Pubertal growth and development as well as behavioral and adherence issues may play an important role in suboptimal glycemic control. Other studies confirmed such possible attributed factors.^18,19,23 A lack of well-structured diabetes education programs for children and their families can be considered as a factor for having poor control. Physiological and hormonal changes that occur during puberty like increase in adiposity and insulin resistance can be considered as another factor. ²⁵ Recent data on the level of glycemic control are shown by the international project SWEET in 2015, gathering data for diabetic children from 48 centers worldwide. In this consortium, the mean HbA_1c for all patients is 7.8% (61.7 mmol/mol). The data from this project show that 39.1% of patients have a median HbA_1c level under the International Society for Pediatric and Adolescent Diabetes (ISPAD) target of 7.5% (58 mmol/mol), 41.4% are between 7.5% and 9% (58-75 mmol/mol), and 19.5% show HbA_1c above 9% (75 mmol/mol). Wide variation still remains between different centers. In total, 14 centers attained a median HbA_1c 7.5%. ²⁶ There was a relatively low use of insulin pumps among our patients. It relates to the rigidity of criteria for initiating treatment like awareness of carbohydrate counting and frequent blood glucose monitoring which is lacking due to poor compliance. Another important reason was the parents’ fears of complications like hypoglycemia, hyperglycemia, and infections. Diabetic patients with poor glycemic control have high risk for complications including cardiovascular disorders even at an early age and a lower health-related quality of life than their non-diabetic counterparts.^23,27 The high prevalence of deficiency of vitamin D in our patients was expected because there is already an abundance of local literature pointing to an increased prevalence of vitamin D deficiency in Saudi children and in the Saudi general population. ²⁸ In the present study, vitamin D status does not seem to exert any effect on glycemic control.
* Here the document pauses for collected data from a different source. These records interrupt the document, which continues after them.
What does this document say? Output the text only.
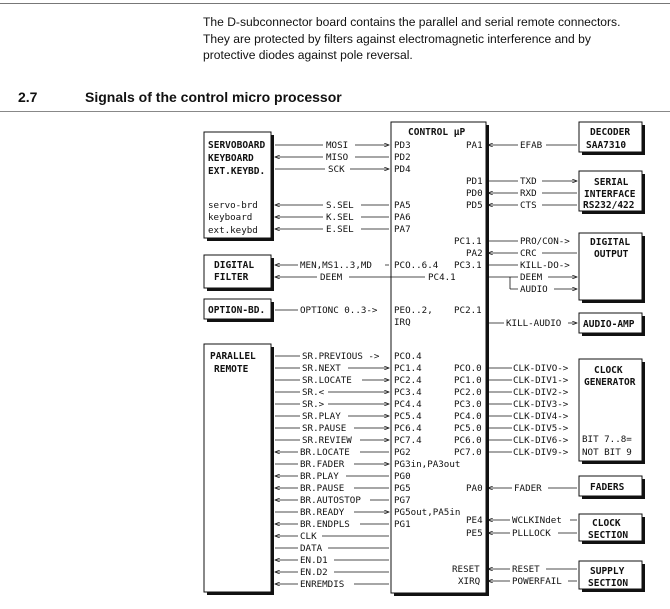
The D-subconnector board contains the parallel and serial remote connectors.

They are protected by filters against electromagnetic interference and by

protective diodes against pole reversal.

2.7	Signals of the control micro processor
CONTROL μP
SERVOBOARD
KEYBOARD
EXT.KEYBD.
servo-brd
keyboard
ext.keybd
DIGITAL
FILTER
OPTION-BD.
PARALLEL
REMOTE
DECODER
SAA7310
SERIAL
INTERFACE
RS232/422
DIGITAL
OUTPUT
AUDIO-AMP
CLOCK
GENERATOR
BIT 7..8=
NOT BIT 9
FADERS
CLOCK
SECTION
SUPPLY
SECTION
PD3
PD2
PD4
PA5
PA6
PA7
PCO..6.4
PEO..2,
IRQ
PCO.4
PC1.4
PC2.4
PC3.4
PC4.4
PC5.4
PC6.4
PC7.4
PG2
PG3in,PA3out
PG0
PG5
PG7
PG5out,PA5in
PG1
PA1
PD1
PD0
PD5
PC1.1
PA2
PC3.1
PC4.1
PC2.1
PCO.0
PC1.0
PC2.0
PC3.0
PC4.0
PC5.0
PC6.0
PC7.0
PA0
PE4
PE5
RESET
XIRQ
MOSI
MISO
SCK
S.SEL
K.SEL
E.SEL
MEN,MS1..3,MD
DEEM
OPTIONC 0..3->
SR.PREVIOUS ->
SR.NEXT
SR.LOCATE
SR.<
SR.>
SR.PLAY
SR.PAUSE
SR.REVIEW
BR.LOCATE
BR.FADER
BR.PLAY
BR.PAUSE
BR.AUTOSTOP
BR.READY
BR.ENDPLS
CLK
DATA
EN.D1
EN.D2
ENREMDIS
EFAB
TXD
RXD
CTS
PRO/CON->
CRC
KILL-DO->
DEEM
AUDIO
KILL-AUDIO
CLK-DIVO->
CLK-DIV1->
CLK-DIV2->
CLK-DIV3->
CLK-DIV4->
CLK-DIV5->
CLK-DIV6->
CLK-DIV9->
FADER
WCLKINdet
PLLLOCK
RESET
POWERFAIL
It should be noted that our study has some limitations. The retrospective design limits the findings because it was based on medical record data. Furthermore, the single center approach limits the generalizability of the study. Nevertheless, the sample size was acceptable as one of the largest cohorts assembled for a T1DM study in Saudi Arabia. In conclusion, glycemic control among Saudi children with T1DM was less satisfactory in comparison with others. A well-structured education program to overcome poor adherence and suboptimal glycemic control is highly needed. The care for a child and adolescent with diabetes must be provided to the entire family unit. Management of diabetes requires multidisciplinary approach by highly specialized team members. Being updated about the recent recommendations of diabetes care can help in improving glycemic control by providing appropriate care. The prevalence of vitamin D deficiency was high .It supports the recommendation of vitamin D treatment in T1DM subjects. Additional studies that include larger cohorts are required to confirm our findings.